As with other ligand gated ion channels, the 5-HT3 receptor consists of five subunits arranged around a central ion conducting pore, which is permeable to
sodium (Na),
potassium (K), and
calcium (Ca) ions. Binding of the
neurotransmitter 5-hydroxytryptamine (
serotonin) to the 5-HT3 receptor opens the channel, which, in turn, leads to an excitatory response in neurons. The rapidly activating, desensitizing, inward current is predominantly carried by
sodium and
potassium ions.[2] 5-HT3 receptors have a negligible permeability to
anions.[1] They are most closely related by homology to the
nicotinic acetylcholine receptor.
Structure
The 5-HT3 receptor differs markedly in structure and mechanism from the other
5-HT receptor subtypes, which are all
G-protein-coupled. A functional channel may be composed of five identical
5-HT3A subunits (homopentameric) or a mixture of 5-HT3A and one of the other four 5-HT3B,[4][5][6][7] 5-HT3C, 5-HT3D, or 5-HT3E subunits (heteropentameric).[8] It appears that only the 5-HT3A subunits form functional homopentameric channels. All other subunit subtypes must heteropentamerize with 5-HT3A subunits to form functional channels. Additionally, there has not currently been any pharmacological difference found between the heteromeric 5-HT3AC, 5-HT3AD, 5-HT3AE, and the homomeric 5-HT3A receptor.[9] N-terminal glycosylation of receptor subunits is critical for subunit assembly and plasma membrane trafficking.[10]

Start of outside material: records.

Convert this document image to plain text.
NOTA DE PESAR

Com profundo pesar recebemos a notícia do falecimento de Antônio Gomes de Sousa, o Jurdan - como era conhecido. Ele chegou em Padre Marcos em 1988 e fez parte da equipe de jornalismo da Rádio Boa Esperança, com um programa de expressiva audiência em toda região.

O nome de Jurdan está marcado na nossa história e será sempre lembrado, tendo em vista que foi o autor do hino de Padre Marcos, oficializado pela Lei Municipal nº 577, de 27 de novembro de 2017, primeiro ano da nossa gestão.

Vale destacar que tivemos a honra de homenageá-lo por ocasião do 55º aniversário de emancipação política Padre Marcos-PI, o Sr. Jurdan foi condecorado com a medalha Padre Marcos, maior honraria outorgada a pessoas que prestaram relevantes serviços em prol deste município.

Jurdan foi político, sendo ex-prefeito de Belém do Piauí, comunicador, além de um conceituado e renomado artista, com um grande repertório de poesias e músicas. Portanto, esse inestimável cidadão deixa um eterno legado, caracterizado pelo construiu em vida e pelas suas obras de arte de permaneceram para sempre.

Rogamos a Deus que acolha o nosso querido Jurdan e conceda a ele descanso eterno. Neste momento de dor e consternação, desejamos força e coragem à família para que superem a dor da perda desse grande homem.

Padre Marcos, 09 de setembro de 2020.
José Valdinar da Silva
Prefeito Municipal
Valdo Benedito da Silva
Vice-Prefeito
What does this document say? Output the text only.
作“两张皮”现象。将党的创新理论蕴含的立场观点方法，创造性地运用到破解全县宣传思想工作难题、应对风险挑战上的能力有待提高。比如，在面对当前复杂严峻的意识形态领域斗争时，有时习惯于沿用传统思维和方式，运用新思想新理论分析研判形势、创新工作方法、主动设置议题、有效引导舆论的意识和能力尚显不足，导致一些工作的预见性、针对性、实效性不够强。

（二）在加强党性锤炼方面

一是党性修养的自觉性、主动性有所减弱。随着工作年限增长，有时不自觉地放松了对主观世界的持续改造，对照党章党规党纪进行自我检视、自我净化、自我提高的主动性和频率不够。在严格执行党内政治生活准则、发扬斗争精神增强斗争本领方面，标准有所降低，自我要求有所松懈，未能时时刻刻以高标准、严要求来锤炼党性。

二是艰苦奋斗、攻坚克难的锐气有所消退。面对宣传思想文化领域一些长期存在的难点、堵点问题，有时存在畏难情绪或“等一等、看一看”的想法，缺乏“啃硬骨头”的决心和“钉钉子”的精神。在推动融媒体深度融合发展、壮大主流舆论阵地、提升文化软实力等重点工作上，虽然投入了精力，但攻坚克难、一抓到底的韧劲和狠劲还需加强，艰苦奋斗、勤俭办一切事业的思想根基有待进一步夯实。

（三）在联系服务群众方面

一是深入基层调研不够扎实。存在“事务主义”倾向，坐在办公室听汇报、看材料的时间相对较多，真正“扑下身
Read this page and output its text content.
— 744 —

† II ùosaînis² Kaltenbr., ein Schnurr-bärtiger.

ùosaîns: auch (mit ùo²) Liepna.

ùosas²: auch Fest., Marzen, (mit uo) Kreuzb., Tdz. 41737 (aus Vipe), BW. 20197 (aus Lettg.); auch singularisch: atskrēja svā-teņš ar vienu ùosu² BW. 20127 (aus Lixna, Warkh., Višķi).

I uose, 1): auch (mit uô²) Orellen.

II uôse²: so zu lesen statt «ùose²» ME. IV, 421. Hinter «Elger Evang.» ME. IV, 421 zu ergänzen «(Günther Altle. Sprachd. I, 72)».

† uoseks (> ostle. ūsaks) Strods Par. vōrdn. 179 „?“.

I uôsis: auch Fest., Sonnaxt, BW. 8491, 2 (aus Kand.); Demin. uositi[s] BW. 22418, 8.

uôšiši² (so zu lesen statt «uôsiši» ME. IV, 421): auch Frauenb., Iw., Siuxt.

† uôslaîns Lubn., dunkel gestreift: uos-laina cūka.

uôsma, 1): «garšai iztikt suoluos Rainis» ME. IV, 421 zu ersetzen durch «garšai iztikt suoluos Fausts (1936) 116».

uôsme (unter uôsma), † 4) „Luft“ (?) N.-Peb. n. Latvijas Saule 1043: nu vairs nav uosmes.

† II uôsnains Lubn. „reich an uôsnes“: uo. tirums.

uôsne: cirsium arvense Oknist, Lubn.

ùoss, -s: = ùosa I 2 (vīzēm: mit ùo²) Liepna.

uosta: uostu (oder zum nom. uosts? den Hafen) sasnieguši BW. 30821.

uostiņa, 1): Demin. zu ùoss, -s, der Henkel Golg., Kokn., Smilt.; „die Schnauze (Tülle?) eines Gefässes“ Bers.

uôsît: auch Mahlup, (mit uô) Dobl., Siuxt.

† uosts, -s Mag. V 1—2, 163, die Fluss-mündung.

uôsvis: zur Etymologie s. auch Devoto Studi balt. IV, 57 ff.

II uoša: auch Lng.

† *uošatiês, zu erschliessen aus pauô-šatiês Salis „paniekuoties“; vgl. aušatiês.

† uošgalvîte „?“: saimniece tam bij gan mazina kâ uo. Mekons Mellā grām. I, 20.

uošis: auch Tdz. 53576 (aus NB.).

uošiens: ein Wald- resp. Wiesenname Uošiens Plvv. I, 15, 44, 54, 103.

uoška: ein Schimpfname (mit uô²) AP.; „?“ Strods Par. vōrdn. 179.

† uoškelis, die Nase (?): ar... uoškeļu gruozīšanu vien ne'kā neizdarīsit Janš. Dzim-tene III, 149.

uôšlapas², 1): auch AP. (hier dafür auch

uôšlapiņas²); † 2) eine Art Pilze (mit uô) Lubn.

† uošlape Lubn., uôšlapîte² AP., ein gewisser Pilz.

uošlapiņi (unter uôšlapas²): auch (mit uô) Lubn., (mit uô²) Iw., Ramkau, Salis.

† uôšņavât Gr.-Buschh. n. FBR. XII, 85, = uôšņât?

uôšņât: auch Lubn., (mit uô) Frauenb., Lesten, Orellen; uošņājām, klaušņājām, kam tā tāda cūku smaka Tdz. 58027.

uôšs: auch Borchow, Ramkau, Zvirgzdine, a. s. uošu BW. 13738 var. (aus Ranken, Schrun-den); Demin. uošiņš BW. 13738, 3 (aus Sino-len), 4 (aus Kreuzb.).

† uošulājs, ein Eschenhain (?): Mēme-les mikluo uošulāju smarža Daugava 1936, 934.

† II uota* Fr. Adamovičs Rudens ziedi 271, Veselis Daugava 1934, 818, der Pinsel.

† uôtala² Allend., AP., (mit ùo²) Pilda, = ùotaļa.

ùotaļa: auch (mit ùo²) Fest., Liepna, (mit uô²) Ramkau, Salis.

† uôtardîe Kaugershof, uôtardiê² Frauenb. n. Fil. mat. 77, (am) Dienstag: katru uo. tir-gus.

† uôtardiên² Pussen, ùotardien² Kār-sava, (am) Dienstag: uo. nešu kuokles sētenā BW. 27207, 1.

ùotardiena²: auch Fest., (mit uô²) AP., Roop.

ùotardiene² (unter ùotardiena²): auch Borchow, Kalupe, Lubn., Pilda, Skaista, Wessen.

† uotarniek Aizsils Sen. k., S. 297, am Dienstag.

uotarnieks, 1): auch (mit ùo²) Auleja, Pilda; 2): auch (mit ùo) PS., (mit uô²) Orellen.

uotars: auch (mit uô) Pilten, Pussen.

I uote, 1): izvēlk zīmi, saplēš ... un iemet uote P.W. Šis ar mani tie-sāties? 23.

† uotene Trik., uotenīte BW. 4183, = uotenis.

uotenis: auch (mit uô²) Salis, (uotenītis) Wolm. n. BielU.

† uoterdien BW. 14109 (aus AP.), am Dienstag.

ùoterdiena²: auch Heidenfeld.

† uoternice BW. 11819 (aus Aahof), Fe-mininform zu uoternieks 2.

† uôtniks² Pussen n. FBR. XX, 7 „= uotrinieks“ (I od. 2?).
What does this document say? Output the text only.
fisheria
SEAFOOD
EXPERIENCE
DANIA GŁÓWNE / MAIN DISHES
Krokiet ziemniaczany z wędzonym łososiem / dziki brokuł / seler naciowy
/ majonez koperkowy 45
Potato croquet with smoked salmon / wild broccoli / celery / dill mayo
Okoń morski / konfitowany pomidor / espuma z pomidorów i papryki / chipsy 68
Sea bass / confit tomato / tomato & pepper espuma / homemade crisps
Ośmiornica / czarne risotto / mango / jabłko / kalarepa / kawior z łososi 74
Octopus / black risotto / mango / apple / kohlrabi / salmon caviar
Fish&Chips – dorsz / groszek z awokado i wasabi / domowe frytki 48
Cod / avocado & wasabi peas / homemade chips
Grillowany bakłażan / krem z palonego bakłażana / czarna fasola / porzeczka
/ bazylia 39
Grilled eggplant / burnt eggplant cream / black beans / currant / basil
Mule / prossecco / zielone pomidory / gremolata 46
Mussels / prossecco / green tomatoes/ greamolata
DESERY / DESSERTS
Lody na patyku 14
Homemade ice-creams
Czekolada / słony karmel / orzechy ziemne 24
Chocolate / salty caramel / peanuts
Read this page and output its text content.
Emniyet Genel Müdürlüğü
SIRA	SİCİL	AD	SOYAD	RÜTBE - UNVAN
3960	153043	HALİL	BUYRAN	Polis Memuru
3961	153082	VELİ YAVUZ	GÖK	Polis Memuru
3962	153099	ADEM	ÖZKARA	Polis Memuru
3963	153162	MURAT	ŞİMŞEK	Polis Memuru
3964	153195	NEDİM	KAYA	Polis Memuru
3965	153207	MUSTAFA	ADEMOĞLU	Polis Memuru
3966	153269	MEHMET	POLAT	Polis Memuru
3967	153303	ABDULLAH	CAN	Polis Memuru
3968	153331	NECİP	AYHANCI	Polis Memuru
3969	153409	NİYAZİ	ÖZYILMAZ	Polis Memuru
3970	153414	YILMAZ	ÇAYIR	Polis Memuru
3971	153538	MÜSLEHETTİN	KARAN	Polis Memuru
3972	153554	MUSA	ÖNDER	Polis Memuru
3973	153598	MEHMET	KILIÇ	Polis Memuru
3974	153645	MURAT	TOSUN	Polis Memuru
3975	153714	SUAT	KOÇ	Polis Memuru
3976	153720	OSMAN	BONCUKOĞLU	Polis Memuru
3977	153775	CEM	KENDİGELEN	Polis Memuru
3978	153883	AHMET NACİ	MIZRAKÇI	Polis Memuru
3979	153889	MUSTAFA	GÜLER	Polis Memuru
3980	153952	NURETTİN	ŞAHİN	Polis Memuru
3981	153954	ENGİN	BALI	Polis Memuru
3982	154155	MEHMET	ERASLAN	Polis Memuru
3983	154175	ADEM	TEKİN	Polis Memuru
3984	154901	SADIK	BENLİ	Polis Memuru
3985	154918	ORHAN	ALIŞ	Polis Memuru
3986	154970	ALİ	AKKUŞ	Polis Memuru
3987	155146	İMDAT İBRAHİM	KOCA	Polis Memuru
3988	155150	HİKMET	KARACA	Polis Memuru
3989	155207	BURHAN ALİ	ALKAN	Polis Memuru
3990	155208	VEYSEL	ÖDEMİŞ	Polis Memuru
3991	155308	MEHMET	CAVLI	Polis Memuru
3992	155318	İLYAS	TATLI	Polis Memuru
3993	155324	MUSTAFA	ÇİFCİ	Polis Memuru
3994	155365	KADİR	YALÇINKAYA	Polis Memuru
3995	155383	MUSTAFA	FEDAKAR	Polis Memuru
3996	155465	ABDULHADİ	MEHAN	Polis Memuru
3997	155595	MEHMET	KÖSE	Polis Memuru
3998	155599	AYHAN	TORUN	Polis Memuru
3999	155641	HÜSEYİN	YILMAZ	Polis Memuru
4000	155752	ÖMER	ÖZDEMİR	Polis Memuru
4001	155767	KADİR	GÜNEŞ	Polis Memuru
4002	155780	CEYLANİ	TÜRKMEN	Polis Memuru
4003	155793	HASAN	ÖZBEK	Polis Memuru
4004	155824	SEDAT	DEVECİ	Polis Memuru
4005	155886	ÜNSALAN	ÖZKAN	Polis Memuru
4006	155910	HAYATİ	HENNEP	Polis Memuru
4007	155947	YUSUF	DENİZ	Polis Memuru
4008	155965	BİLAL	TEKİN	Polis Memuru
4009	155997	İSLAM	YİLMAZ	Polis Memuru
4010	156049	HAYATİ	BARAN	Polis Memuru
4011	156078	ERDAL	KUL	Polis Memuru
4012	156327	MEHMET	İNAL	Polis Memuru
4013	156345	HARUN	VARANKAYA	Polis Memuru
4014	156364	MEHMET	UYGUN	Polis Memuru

The subunits surround a central
ion channel in a pseudo-symmetric manner (Fig.1). Each subunit comprises an
extracellular N-terminal domain which comprises the orthosteric ligand-binding site; a
transmembrane domain consisting of four interconnected alpha helices (M1-M4), with the extracellular M2-M3 loop involved in the gating mechanism; a large cytoplasmic domain between M3 and M4 involved in receptor trafficking and regulation; and a short
extracellular C-terminus (Fig.1).[1] Whereas extracellular domain is the site of action of
agonists and
competitive antagonists, the
transmembrane domain contains the central ion pore, receptor gate, and principle selectivity filter that allows ions to cross the
cell membrane.[2]
Human and mouse genes
The genes encoding human 5-HT3 receptors are located on
chromosomes 11 (HTR3A, HTR3B) and
3 (HTR3C, HTR3D, HTR3E), so it appears that they have arisen from
gene duplications. The genes
HTR3A and
HTR3B encode the 5-HT3A and 5-HT3B subunits and
HTR3C,
HTR3D and
HTR3E encode the 5-HT3C, 5-HT3D and 5-HT3E subunits. HTR3C and HTR3E do not seem to form functional homomeric channels, but when co-expressed with HTR3A they form heteromeric complex with decreased or increased
5-HT efficacies. The
pathophysiological role for these additional subunits has yet to be identified.[11]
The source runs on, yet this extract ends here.